Honoré de Balzac (asıl ismi Honore Balssa; 20 Mayıs 1799, Tours - 18 Ağustos 1850), Fransız yazar.
Hayatı
Asıl adı Honore Balssa'dır. Ancak ismini Balzac olarak değiştirmiş ve soyluluk ifade eden De’ öntakısını eklemiştir. Köy kökenli bir ailenin çocuğudur. Babası tüccardır. 6 yıl Vendome'da College des Oratoriens'te öğrenim gördü. Napolyon'un devrilmesinden sonra ailesi Paris'e taşındı. Burada 2 yıl daha okula gitti. 3 yıl bir avukatın yanında çalıştı. Ama küçük yaşlardan beri edebiyata gösterdiği eğilim ağır bastı. Trajedi türünü denediği 1819'da yazılmış "Cromwell" başarı kazanamayınca romana yöneldi. Para kazanmak için tarihsel, mizahi ve gotik romanlar yazdı. Bunları değişik adlarla yazdı. Basımcılık, yayıncılık, hatta dökümcülük yaptı. Başarılı olamayınca tekrar edebiyata döndü. Edebiyat hayatında çok başarılı eserler sundu. Birçok ülkede sayılan romanları ve kitapları çok büyük ilgi gördü ve tepkileri üstüne topladı. Edebiyatta başarılı olan Balzac hayatının sonuna kadar edebiyatla uğraştı.
Edebiyat kariyeri
1829'da yazdığı "Les Chouans" isimli tarihi roman tanınmasını sağladı. Bu eser Türkçeye (Köylü İsyanı 1974 ve Şuanlar 1977 olarak) çevrildi. 1824-1834 arasında yayıncılarından aldığı parayla bohem bir yaşam sürdü. 1829-1831 arasında yergici gazetelere yazılar yazdı. 1830’lardan sonra bir toplum tarihi yazmak amacıyla, eski ve yeni romanlarını üç bölüm altında toplamaya karar verdi. Örf ve âdet incelemeleri, felsefi incelemeler ve çözümleyici incelemeler. Bu tasarı 1834-1837 arasında 12 cilt olarak gerçekleşti. 1840’ta bu yapıtların hepsine Dante'yi anımsatan bir başlık koydu: "İnsanlık Komedisi". 1842-1848 arasında 17 ciltlik bir baskı yapıldı. 1869-1876 arasında da 24 cilt olarak yayınlandı. Eserlerinde aynı kahramanlara tekrar tekrar yer verme düşüncesini geliştirdi. Bunu gerçekçiliğin baş romanı kabul edilen ve 1834'te yayınlanan "Goriot Baba"da uyguladı. 1836 ve 1837'de İtalya gezisine çıktı. 1828'de Versailles yakınlarında pahalı bir ev yaptırdı. Borç sorunu nedeniyle Passy'de bir eve yerleşti (Bugün Balzac müzesi). Para kazanmak için tiyatroda başarısız denemeler yaptı. Edebiyatçılar Derneği başkanı olarak yazar haklarıyla ilgili girişimlerde bulundu.

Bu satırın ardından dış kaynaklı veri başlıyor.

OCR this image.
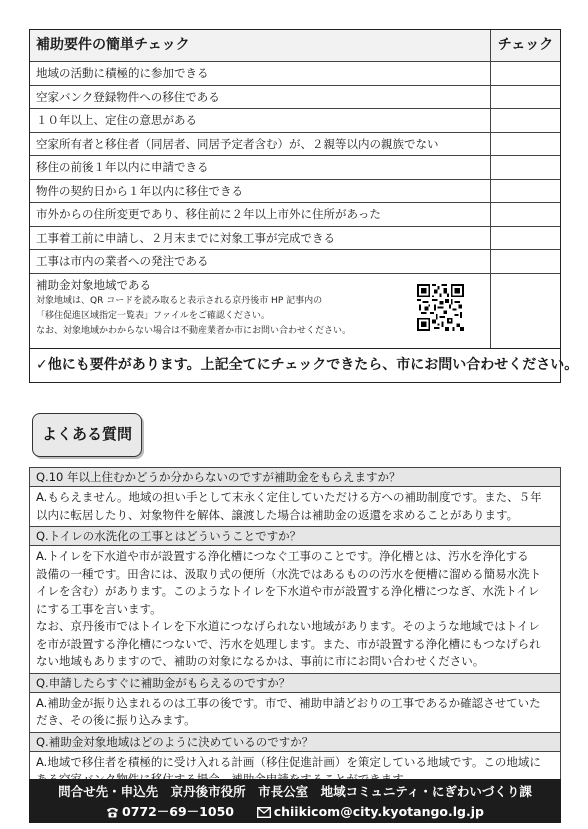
補助要件の簡単チェック	チェック
地域の活動に積極的に参加できる
空家バンク登録物件への移住である
１０年以上、定住の意思がある
空家所有者と移住者（同居者、同居予定者含む）が、２親等以内の親族でない
移住の前後１年以内に申請できる
物件の契約日から１年以内に移住できる
市外からの住所変更であり、移住前に２年以上市外に住所があった
工事着工前に申請し、２月末までに対象工事が完成できる
工事は市内の業者への発注である
補助金対象地域である
対象地域は、QR コードを読み取ると表示される京丹後市 HP 記事内の
「移住促進区域指定一覧表」ファイルをご確認ください。
なお、対象地域かわからない場合は不動産業者か市にお問い合わせください。
✓他にも要件があります。上記全てにチェックできたら、市にお問い合わせください。
よくある質問
Q.10 年以上住むかどうか分からないのですが補助金をもらえますか？

A.もらえません。地域の担い手として末永く定住していただける方への補助制度です。また、５年

以内に転居したり、対象物件を解体、譲渡した場合は補助金の返還を求めることがあります。

Q.トイレの水洗化の工事とはどういうことですか？

A.トイレを下水道や市が設置する浄化槽につなぐ工事のことです。浄化槽とは、汚水を浄化する

設備の一種です。田舎には、汲取り式の便所（水洗ではあるものの汚水を便槽に溜める簡易水洗ト

イレを含む）があります。このようなトイレを下水道や市が設置する浄化槽につなぎ、水洗トイレ

にする工事を言います。

なお、京丹後市ではトイレを下水道につなげられない地域があります。そのような地域ではトイレ

を市が設置する浄化槽につないで、汚水を処理します。また、市が設置する浄化槽にもつなげられ

ない地域もありますので、補助の対象になるかは、事前に市にお問い合わせください。

Q.申請したらすぐに補助金がもらえるのですか？

A.補助金が振り込まれるのは工事の後です。市で、補助申請どおりの工事であるか確認させていた

だき、その後に振り込みます。

Q.補助金対象地域はどのように決めているのですか？

A.地域で移住者を積極的に受け入れる計画（移住促進計画）を策定している地域です。この地域に

問合せ先・申込先　京丹後市役所　市長公室　地域コミュニティ・にぎわいづくり課
0772－69－1050	chiikicom@city.kyotango.lg.jp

1847'de Polonya'da sevgilisi Eveline Hanska'nın şatosunda kaldı. 1850'de Eveline ile evlendi Paris'e döndüler. Birkaç ay sonra yaşamını yitirdi. Geride 85’i tamamlanmış, 50’si taslak halinde eser bıraktı. Romanda gerçekçilik ve doğalcılık akımlarının yaratıcısı olarak kabul edilir. Mantıksal bir sıra izleyen olayların her şeyi gören bir gözlemcinin ağzından anlatıldığı, kahramanların tutarlı bir biçimde sunulduğu, kuralları belli "klasik roman tekniğini" Balzac'ın kurduğu benimsenir. Olağanüstü bir gözlem yeteneği ve güçlü bir hafızası vardı. Kendisini başka insanların yerine koyup onların duygularını paylaşmayı biliyordu. Eserlerinde nedenselliği ve arka plan ile karakterler arasındaki ilişkiyi açıklamakta ustadır. Bütün bu özellikleriyle "romanın Shakespeare'i sayılır.

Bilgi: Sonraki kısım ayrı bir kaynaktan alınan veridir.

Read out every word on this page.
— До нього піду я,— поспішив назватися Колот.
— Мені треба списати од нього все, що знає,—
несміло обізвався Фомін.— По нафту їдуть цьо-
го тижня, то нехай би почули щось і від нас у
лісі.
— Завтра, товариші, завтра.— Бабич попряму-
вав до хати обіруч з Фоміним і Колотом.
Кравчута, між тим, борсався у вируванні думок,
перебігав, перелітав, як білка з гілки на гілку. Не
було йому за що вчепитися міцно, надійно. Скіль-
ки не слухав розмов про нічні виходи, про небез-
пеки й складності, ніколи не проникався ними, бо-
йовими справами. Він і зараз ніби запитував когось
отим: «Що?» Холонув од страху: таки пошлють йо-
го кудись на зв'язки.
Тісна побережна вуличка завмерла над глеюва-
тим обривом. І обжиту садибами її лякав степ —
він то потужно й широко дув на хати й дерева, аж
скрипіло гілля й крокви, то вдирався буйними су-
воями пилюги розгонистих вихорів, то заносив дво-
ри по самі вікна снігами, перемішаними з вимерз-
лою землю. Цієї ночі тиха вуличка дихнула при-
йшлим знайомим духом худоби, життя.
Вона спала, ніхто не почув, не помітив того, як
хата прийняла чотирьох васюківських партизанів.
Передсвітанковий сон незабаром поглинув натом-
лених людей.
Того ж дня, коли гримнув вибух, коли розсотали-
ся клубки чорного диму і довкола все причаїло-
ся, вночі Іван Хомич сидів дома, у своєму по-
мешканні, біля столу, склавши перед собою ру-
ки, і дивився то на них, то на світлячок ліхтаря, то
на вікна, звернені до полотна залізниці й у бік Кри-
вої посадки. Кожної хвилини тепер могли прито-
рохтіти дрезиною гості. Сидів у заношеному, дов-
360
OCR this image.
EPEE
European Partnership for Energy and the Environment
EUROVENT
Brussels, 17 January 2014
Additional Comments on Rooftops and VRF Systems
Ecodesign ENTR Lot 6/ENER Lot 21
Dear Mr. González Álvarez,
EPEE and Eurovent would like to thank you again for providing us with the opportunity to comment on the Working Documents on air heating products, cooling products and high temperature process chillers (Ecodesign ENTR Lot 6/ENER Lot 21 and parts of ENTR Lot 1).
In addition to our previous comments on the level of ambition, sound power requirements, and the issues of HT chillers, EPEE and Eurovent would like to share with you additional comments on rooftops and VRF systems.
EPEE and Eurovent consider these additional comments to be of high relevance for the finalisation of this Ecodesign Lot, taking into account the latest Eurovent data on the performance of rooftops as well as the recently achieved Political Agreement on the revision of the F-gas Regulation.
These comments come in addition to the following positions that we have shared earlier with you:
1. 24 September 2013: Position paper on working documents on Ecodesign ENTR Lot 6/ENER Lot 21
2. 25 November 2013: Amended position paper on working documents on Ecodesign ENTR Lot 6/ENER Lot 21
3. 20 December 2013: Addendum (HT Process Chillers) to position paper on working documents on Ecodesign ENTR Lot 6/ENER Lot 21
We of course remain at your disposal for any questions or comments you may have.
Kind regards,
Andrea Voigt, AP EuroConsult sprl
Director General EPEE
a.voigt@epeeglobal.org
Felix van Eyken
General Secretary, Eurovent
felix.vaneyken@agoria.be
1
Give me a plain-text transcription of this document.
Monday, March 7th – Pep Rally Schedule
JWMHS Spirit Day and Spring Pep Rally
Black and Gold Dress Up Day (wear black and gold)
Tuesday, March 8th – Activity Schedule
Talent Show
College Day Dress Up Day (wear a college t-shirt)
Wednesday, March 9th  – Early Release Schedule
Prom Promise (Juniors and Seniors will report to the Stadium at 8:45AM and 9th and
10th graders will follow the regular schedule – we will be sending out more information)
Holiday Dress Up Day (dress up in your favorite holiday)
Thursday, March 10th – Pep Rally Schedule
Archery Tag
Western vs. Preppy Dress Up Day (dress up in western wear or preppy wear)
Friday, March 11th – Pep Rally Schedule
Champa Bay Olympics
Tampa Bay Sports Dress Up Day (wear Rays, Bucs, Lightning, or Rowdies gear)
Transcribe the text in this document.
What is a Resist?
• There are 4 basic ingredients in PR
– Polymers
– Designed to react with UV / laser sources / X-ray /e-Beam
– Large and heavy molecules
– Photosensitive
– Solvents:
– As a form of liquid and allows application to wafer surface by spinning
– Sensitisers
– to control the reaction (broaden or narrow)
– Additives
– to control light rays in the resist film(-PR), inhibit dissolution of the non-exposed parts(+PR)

1789’la başlayan ve uzun bir süreç alan Fransız Devrimi sırasında gelişen toplumsal değişimi anlatan; çatışmaları, iyiyi kötüyü ortaya koyan, Cumhuriyetçiler ve Kraliyetçiler’in 1830’da ülkeyi bırakıp gitmek zorunda kalan X. Charles’e dek yaptıkları kanlı kansız tüm çekişmeyi özellikle göz önüne seren, bireylerin bu çatışmadaki ulu düşüncelerin altında aslında kendi çıkarlarını nice korumaya çalıştıklarını betimleyen; sevgi, güç gibi evrensel konuları tüm çıplaklığı ve eleştirel bir yaklaşımla inceleyen; günümüz okuruna sıkıcı gelebilecek ama öncelikle Fransa ve demokrasiyi algılayabilmekte yardımcı olması bakımından tüm dünya için önemli bir Roman yazardır. Fransız Devrimi’nin geçmişsel belgesidir kitapları.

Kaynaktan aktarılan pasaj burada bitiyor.